I know what Yehuda is feeling. I remember being fascinated by a particularly compelling interview in Lebanon where an ex-fighter spoke of a time when, after retrieving the corpse of a comrade who had been horrifically mutilated, he had made the decision that he and a small group under his command would capture enemy fighters and pour cement over their bodies, burying them alive. The action was never followed through—an older and wiser commanding officer cottoned on to their plans and sent them all on a made-up mission, and then talked them down after they had released some steam. But the simple fact that he had dreamed up this torture and intended to follow through with it was enough to sit heavy on the ex-fighter’s conscience—it scared him how close he himself had been to losing his humanity and succumbing to the barbarity of war. What was amazing about the interview was that each time the decision to dig holes and prepare the cement was mentioned, it was accompanied by a barely perceptible verbal tic: in assigning responsibility for the decision, the word ‘we’ would first be used, followed by a short stutter, and then replaced quickly with ‘I’, like so: “…but I’m telling to you what we— what I decided…” Transcribing the interview, I was amazed at how much was revealed in the tiny self-corrections. These few short syllables contained over 20 years of internal struggle as to where the final responsibility for the cement idea would be placed—in the self, or in the hands of the collective.

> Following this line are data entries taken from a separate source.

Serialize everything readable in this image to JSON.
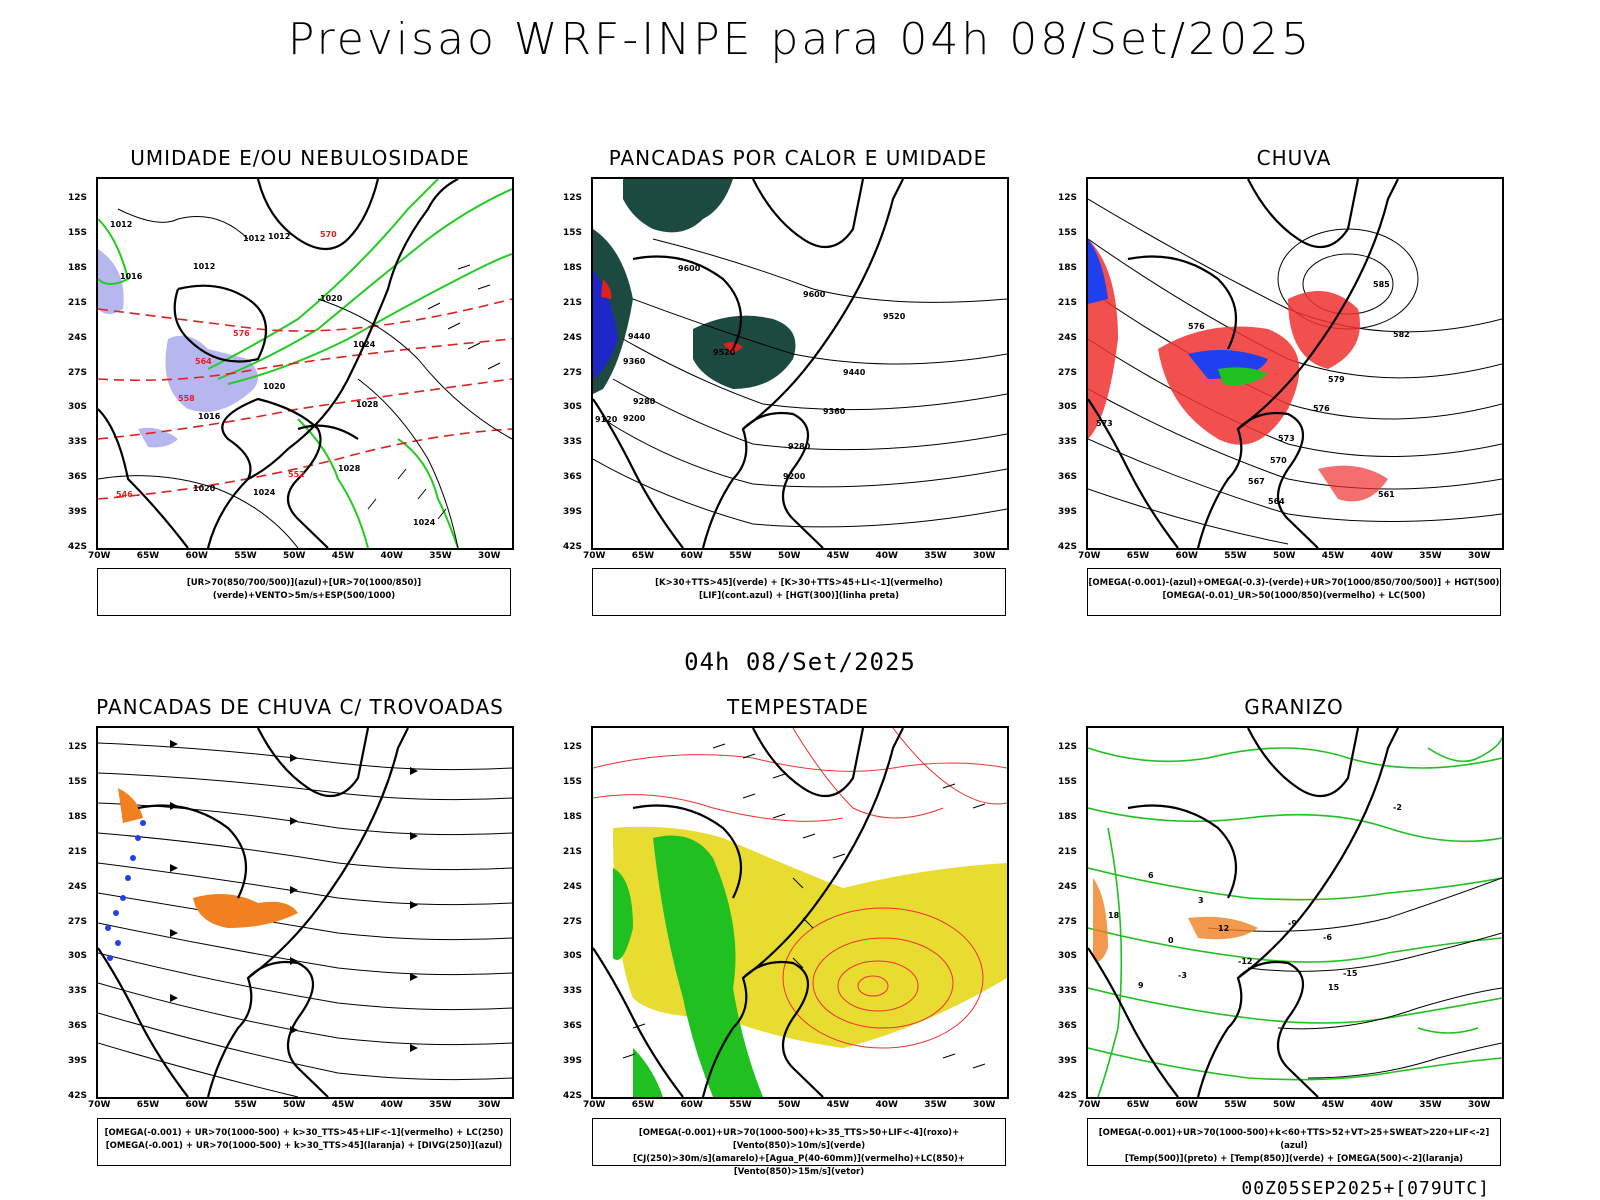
{
  "header": {
    "title": "Previsao WRF-INPE  para 04h 08/Set/2025"
  },
  "mid_label": "04h 08/Set/2025",
  "footer": "00Z05SEP2025+[079UTC]",
  "axes": {
    "lat_ticks": [
      "12S",
      "15S",
      "18S",
      "21S",
      "24S",
      "27S",
      "30S",
      "33S",
      "36S",
      "39S",
      "42S"
    ],
    "lon_ticks": [
      "70W",
      "65W",
      "60W",
      "55W",
      "50W",
      "45W",
      "40W",
      "35W",
      "30W"
    ]
  },
  "panels": [
    {
      "title": "UMIDADE E/OU NEBULOSIDADE",
      "legend": [
        "[UR>70(850/700/500)](azul)+[UR>70(1000/850)](verde)+VENTO>5m/s+ESP(500/1000)"
      ],
      "contour_labels": [
        "1012",
        "1012",
        "1016",
        "1020",
        "1020",
        "1024",
        "1028",
        "1028",
        "1020",
        "1024",
        "1024",
        "1012",
        "1012",
        "1016",
        "576",
        "570",
        "564",
        "558",
        "552",
        "546"
      ],
      "colors": {
        "blue": "#b7b7f0",
        "green": "#22cc22",
        "red": "#e02020"
      }
    },
    {
      "title": "PANCADAS POR CALOR E UMIDADE",
      "legend": [
        "[K>30+TTS>45](verde) + [K>30+TTS>45+LI<-1](vermelho)",
        "[LIF](cont.azul) + [HGT(300)](linha preta)"
      ],
      "contour_labels": [
        "9600",
        "9520",
        "9440",
        "9360",
        "9280",
        "9200",
        "9600",
        "9520",
        "9440",
        "9360",
        "9280",
        "9200",
        "9120"
      ],
      "colors": {
        "darkgreen": "#1c4a40",
        "red": "#e02020",
        "blue": "#2020e0"
      }
    },
    {
      "title": "CHUVA",
      "legend": [
        "[OMEGA(-0.001)-(azul)+OMEGA(-0.3)-(verde)+UR>70(1000/850/700/500)] + HGT(500)",
        "[OMEGA(-0.01)_UR>50(1000/850)(vermelho) + LC(500)"
      ],
      "contour_labels": [
        "585",
        "582",
        "579",
        "576",
        "573",
        "570",
        "567",
        "564",
        "561",
        "576",
        "573"
      ],
      "colors": {
        "red": "#f03030",
        "blue": "#2040f0",
        "green": "#20c020"
      }
    },
    {
      "title": "PANCADAS DE CHUVA C/ TROVOADAS",
      "legend": [
        "[OMEGA(-0.001) + UR>70(1000-500) + k>30_TTS>45+LIF<-1](vermelho) + LC(250)",
        "[OMEGA(-0.001) + UR>70(1000-500) + k>30_TTS>45](laranja) + [DIVG(250)](azul)"
      ],
      "contour_labels": [],
      "colors": {
        "orange": "#f08020",
        "blue": "#2040f0"
      }
    },
    {
      "title": "TEMPESTADE",
      "legend": [
        "[OMEGA(-0.001)+UR>70(1000-500)+k>35_TTS>50+LIF<-4](roxo)+[Vento(850)>10m/s](verde)",
        "[CJ(250)>30m/s](amarelo)+[Agua_P(40-60mm)](vermelho)+LC(850)+[Vento(850)>15m/s](vetor)"
      ],
      "contour_labels": [],
      "colors": {
        "yellow": "#e8dc30",
        "green": "#20c020",
        "red": "#f03030"
      }
    },
    {
      "title": "GRANIZO",
      "legend": [
        "[OMEGA(-0.001)+UR>70(1000-500)+k<60+TTS>52+VT>25+SWEAT>220+LIF<-2](azul)",
        "[Temp(500)](preto) + [Temp(850)](verde) + [OMEGA(500)<-2](laranja)"
      ],
      "contour_labels": [
        "-2",
        "-6",
        "-15",
        "-12",
        "-9",
        "-3",
        "0",
        "3",
        "6",
        "9",
        "12",
        "15",
        "18"
      ],
      "colors": {
        "green": "#20c020",
        "orange": "#f08020",
        "black": "#000000"
      }
    }
  ]
}
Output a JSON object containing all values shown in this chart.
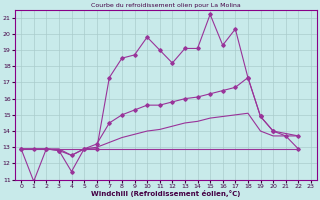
{
  "title": "Courbe du refroidissement olien pour La Molina",
  "xlabel": "Windchill (Refroidissement éolien,°C)",
  "bg_color": "#c8eaea",
  "grid_color": "#aacccc",
  "line_color": "#993399",
  "xlim": [
    -0.5,
    23.5
  ],
  "ylim": [
    11,
    21.5
  ],
  "xticks": [
    0,
    1,
    2,
    3,
    4,
    5,
    6,
    7,
    8,
    9,
    10,
    11,
    12,
    13,
    14,
    15,
    16,
    17,
    18,
    19,
    20,
    21,
    22,
    23
  ],
  "yticks": [
    11,
    12,
    13,
    14,
    15,
    16,
    17,
    18,
    19,
    20,
    21
  ],
  "line1_x": [
    0,
    1,
    2,
    3,
    4,
    5,
    6,
    7,
    8,
    9,
    10,
    11,
    12,
    13,
    14,
    15,
    16,
    17,
    18,
    19,
    20,
    21,
    22
  ],
  "line1_y": [
    12.9,
    10.9,
    12.9,
    12.8,
    12.5,
    12.9,
    12.9,
    17.3,
    18.5,
    18.7,
    19.8,
    19.0,
    18.2,
    19.1,
    19.1,
    21.2,
    19.3,
    20.3,
    17.3,
    14.9,
    14.0,
    13.7,
    12.9
  ],
  "line2_x": [
    0,
    1,
    2,
    3,
    4,
    5,
    6,
    7,
    8,
    9,
    10,
    11,
    12,
    13,
    14,
    15,
    16,
    17,
    18,
    19,
    20,
    22
  ],
  "line2_y": [
    12.9,
    12.9,
    12.9,
    12.8,
    11.5,
    12.9,
    13.2,
    14.5,
    15.0,
    15.3,
    15.6,
    15.6,
    15.8,
    16.0,
    16.1,
    16.3,
    16.5,
    16.7,
    17.3,
    14.9,
    14.0,
    13.7
  ],
  "line3_x": [
    0,
    1,
    2,
    3,
    4,
    5,
    6,
    7,
    8,
    9,
    10,
    11,
    12,
    13,
    14,
    15,
    16,
    17,
    18,
    19,
    20,
    22
  ],
  "line3_y": [
    12.9,
    12.9,
    12.9,
    12.9,
    12.5,
    12.9,
    13.0,
    13.3,
    13.6,
    13.8,
    14.0,
    14.1,
    14.3,
    14.5,
    14.6,
    14.8,
    14.9,
    15.0,
    15.1,
    14.0,
    13.7,
    13.7
  ],
  "line4_x": [
    0,
    1,
    2,
    3,
    4,
    5,
    6,
    7,
    8,
    9,
    10,
    11,
    12,
    13,
    14,
    15,
    16,
    17,
    18,
    22
  ],
  "line4_y": [
    12.9,
    12.9,
    12.9,
    12.9,
    12.9,
    12.9,
    12.9,
    12.9,
    12.9,
    12.9,
    12.9,
    12.9,
    12.9,
    12.9,
    12.9,
    12.9,
    12.9,
    12.9,
    12.9,
    12.9
  ]
}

I watch Yehuda furiously scribbling a string of the incomprehensible back-stroking Hebrew letters on his notepad. It takes us over 2 hours to transcribe and translate just under three minutes of text. But this isn’t time wasted; Yehuda holds more passion for each sentence than I have ever seen in any other actor on his first day with a script. In almost a decade of directing theater, this is quite possibly the best table-working session that I’ve ever had.